Steven Mufson of the Washington Post: "The average price of a gallon of regular gasoline has jumped 45 cents in the past 31 days, according to AAA, the fastest run-up since 2005." Mufson talks to some experts about why -- um, "market tension" or something.

Local News

Matt Helm & Joe Guillen of the Detroit Free Press: "An emergency review team’s report on Detroit paints a city on the verge of collapse, too inflexible to restructure itself, unable to explain why its budget forecasts are routinely wrong and no longer capable of papering over its crisis by taking out loans.... Detroit is out of time, a six-member review team lead by state Treasurer Andy Dillon said in a report delivered Tuesday to Gov. Rick Snyder. Snyder is widely expected to use the evidence to appoint an emergency financial manager to tame a yearslong runaway budget crisis."

News Ledes

New York Times: "In 2010, the Supreme Court ruled that criminal defense lawyers must warn their clients if deportation could be a consequence of a guilty plea.
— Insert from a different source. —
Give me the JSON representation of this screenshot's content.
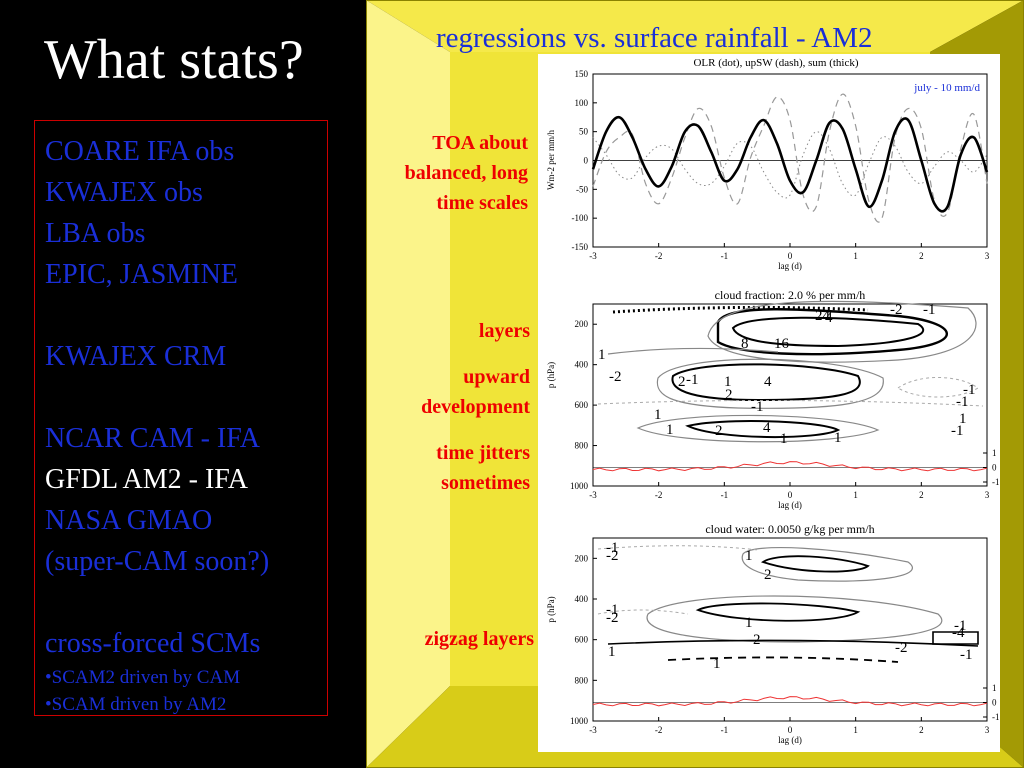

On Wednesday, the courtlimited the reach of that ruling, saying it did not apply retroactively to people whose convictions had become final by the time the justices announced their 2010 decision, Padilla v. Kentucky."

AP: "Evidence of an unrelenting campaign of cyberstealing linked to the Chinese government is prompting the Obama administration to develop more aggressive responses to the theft of U.S. government data and corporate trade secrets. The Obama administration is expected to announce new measures Wednesday, including possible fines and other trade actions against China or any other country guilty of cyber-espionage."

Reuters: "Groundbreaking to build new U.S. homes fell in January but new permits for construction rose to a 4 1/2-year high, reinforcing expectations the housing market will support economic growth this year."

Reuters: "Office Depot Inc said on Wednesday that it would buy smaller rival OfficeMax Inc for $1.17 billion in stock to get more clout with suppliers and better compete against Staples Inc and Amazon.com Inc."

AP: In Orange County, California, a "shooter, 20-year-old Ali Syed, killed a woman in the home he shared with his parents, killed two drivers during carjackings, injured two others and shot up cars on a busy freeway interchange before committing suicide as police closed in, authorities said."

Reuters: "Bulgaria's government resigned on Wednesday after violent nationwide protests< against high power prices, joining a long list of European administrations felled by austerity during Europe's debt crisis. Prime Minister Boiko Borisov, a former bodyguard who swept to power in 2009 on pledges to root out corruption and raise living standards in the European Union's poorest member, now faces a tough task to prop up eroding support ahead of a probable early election."

Reuters: "A Syrian missile killed at least 20 people in a rebel-held district of Aleppo on Tuesday, opposition activists said, as the army turns to longer-range weapons after losing bases in the country's second-largest city. The use of what opposition activists said was a large missile of the same type as Russian-made Scuds against an Aleppo residential district came after rebels overran army bases over the past two months from which troops had fired artillery."

AP: "Tens of thousands of anti-austerity demonstrators took to the streets of Athens on Wednesday as unions staged a general strike to protest government spending cuts and tax hikes, which some predict will push unemployment to an alarming 30 percent. Police said up to 40,000 people were participating in two separate marches in central Athens that were so far peaceful."

Chicago Tribune Wire Services: "Witnesses heard 'non-stop shouting' in the home of Paralympic star Oscar Pistorius shortly before his girlfriend was shot dead, the lead detective in the murder investigation said on Wednesday." CW: Read the whole story; sounds like Pistorius is a murderer AND a liar.